95 Percent of Light Energy Captured by New Solar Product

An important breakthrough has been made in solar power technology. A University of Missouri engineer has developed a flexible solar power sheet that can capture up to 95 per cent of sunlight.

This is way more than the average 20 per cent that present solar panels can achieve. Some studies indicate most PV solar panels can have as low as 10 per cent efficiency in converting sunlight into electricity.

Patrick Pinhero, an associate professor in the University of Missouri Chemical Engineering Department, plans to make prototypes within the next five years. Typical photovoltaic methods of solar collection are inefficient and waste much of the available sunlight.

The device that his team developed makes it possible to harvest the heat from industrial processes and convert it to electricity. His new solar panel design is a thin, flexible sheet of small antennas called NanTenna.

He plans to improve this concept so that it can be capable of collecting solar irradiation in the infrared and optical regions of the solar spectrum. These regions are untouched by present solar panels.

Working with Pinhero in this project are his former team members at the Idaho National Laboratory and Garrett Moddel, who is an electrical engineering professor at the University of Colorado. The team managed to discover a method to extract electricity from heat and sunlight through special high-speed electrical circuitry.

They plan to port the laboratory bench-sized technology to a working device for the consumers that can be mass-produced to decrease the costs. It is their goal to collect and utilize solar energy and to bring it to the masses in a cheap package.

If they are successful then it would be a quantum leap from current solar energy technologies, which are inefficient. The team is now securing a grant from the United States Department of Energy and private investors.
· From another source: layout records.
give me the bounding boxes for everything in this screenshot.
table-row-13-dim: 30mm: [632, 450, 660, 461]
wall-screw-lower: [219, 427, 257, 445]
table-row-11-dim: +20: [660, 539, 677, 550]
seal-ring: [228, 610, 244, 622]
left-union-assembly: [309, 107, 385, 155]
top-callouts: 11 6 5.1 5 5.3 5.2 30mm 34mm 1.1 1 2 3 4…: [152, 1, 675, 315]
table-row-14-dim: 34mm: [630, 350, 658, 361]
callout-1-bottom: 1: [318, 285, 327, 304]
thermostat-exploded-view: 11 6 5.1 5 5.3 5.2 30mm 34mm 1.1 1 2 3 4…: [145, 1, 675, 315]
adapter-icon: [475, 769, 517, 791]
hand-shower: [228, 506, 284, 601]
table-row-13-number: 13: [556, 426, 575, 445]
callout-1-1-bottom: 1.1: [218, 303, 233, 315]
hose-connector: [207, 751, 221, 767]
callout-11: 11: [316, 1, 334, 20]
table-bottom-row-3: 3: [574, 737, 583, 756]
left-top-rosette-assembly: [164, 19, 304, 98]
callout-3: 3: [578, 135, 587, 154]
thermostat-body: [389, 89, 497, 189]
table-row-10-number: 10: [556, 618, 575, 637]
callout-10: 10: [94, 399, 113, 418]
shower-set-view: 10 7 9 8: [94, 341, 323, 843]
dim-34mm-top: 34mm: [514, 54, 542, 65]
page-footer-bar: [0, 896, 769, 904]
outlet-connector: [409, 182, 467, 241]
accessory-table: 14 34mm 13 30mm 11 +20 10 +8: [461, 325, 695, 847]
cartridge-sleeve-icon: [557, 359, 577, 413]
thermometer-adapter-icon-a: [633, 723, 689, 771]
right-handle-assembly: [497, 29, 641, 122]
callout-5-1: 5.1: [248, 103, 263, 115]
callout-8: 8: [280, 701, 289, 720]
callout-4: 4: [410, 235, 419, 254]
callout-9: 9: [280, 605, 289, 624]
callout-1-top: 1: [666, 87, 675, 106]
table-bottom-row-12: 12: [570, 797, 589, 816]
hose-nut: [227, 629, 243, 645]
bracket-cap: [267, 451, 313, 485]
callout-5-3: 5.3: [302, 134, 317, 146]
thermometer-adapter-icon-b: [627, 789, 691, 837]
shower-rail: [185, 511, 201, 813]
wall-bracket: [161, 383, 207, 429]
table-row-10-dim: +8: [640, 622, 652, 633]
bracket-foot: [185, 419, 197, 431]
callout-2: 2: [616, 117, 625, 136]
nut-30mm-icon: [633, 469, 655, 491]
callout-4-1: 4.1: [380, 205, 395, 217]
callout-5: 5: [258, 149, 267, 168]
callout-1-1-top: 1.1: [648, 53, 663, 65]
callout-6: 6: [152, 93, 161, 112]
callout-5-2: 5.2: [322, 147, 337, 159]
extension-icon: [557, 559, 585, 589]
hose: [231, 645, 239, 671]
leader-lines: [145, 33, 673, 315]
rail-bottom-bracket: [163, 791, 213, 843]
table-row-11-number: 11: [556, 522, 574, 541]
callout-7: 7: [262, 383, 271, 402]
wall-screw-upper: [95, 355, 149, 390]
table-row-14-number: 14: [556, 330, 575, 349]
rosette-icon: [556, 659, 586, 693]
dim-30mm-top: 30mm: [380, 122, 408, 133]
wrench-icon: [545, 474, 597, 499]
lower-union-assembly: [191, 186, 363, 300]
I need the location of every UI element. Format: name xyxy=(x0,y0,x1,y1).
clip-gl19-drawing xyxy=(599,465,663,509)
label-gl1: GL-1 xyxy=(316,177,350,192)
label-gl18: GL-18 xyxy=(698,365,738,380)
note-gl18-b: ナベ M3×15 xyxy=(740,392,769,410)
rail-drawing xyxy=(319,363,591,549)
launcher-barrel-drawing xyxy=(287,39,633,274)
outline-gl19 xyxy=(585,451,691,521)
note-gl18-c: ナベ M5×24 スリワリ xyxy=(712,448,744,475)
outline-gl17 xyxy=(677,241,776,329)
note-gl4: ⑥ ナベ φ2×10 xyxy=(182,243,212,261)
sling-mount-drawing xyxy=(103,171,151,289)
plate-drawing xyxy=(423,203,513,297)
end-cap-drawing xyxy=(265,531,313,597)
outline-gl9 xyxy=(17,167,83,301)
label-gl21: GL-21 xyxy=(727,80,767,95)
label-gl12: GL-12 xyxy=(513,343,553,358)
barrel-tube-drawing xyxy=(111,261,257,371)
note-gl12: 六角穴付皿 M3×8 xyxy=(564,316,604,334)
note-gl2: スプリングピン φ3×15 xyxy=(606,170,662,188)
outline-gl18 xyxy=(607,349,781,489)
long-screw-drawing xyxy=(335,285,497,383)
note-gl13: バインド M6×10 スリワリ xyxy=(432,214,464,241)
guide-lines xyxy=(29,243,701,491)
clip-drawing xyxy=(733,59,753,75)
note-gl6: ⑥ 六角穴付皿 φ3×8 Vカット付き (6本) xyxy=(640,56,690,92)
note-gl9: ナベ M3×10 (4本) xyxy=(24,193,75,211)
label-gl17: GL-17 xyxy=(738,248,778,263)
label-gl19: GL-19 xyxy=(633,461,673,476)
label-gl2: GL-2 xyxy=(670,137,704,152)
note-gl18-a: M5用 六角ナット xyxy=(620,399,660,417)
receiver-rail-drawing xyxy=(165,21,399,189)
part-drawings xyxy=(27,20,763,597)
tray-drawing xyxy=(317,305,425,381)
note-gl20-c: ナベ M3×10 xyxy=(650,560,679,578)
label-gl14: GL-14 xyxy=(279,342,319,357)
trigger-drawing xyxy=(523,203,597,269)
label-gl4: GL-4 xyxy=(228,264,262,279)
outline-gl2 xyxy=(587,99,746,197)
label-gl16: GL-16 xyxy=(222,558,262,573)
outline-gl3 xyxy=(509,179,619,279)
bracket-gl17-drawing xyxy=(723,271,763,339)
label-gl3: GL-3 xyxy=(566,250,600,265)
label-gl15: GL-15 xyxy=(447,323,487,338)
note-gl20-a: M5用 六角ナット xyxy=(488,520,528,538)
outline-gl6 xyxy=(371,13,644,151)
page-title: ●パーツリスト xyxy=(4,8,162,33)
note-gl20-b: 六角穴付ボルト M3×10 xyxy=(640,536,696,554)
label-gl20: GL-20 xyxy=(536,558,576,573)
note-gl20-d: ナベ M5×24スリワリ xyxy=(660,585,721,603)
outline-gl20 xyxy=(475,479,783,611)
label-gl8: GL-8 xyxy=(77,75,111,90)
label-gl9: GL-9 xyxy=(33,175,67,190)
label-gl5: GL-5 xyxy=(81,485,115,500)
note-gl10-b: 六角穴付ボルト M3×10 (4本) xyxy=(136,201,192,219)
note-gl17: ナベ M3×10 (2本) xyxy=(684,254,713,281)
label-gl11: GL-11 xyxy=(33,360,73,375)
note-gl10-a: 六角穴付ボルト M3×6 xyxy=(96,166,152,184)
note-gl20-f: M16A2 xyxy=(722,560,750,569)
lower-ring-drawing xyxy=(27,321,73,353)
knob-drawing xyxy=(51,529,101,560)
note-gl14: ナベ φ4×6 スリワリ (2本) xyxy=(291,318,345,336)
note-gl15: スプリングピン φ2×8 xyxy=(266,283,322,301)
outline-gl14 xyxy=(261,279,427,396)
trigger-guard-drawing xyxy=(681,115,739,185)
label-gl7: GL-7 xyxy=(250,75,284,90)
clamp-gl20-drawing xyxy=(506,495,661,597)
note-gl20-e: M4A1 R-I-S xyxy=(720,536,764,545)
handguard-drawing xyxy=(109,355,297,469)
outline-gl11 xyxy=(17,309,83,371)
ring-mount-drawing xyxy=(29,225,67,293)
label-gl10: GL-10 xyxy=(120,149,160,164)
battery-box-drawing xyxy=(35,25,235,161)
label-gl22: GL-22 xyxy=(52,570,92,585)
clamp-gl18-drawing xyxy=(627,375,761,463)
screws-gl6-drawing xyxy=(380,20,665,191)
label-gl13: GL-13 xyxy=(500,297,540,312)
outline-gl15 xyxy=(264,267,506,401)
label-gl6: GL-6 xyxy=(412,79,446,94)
The second phase of their rollout plan is to have the energy harvesting device ready for industrial infrastructures, which include solar farms and heat process plants. Their target is to have their product ready to complement the existing PV solar panels in five years.

Because it is a flexible film, Pinhero said that it can be part of roof shingle products or incorporated into solar power cars. Once the funding problem is resolved, Pinhero will focus on spin-off products, such as infrared detection.

Practical uses include contraband identifying products for military and airports, infrared line of sight telecommunications and optical computing.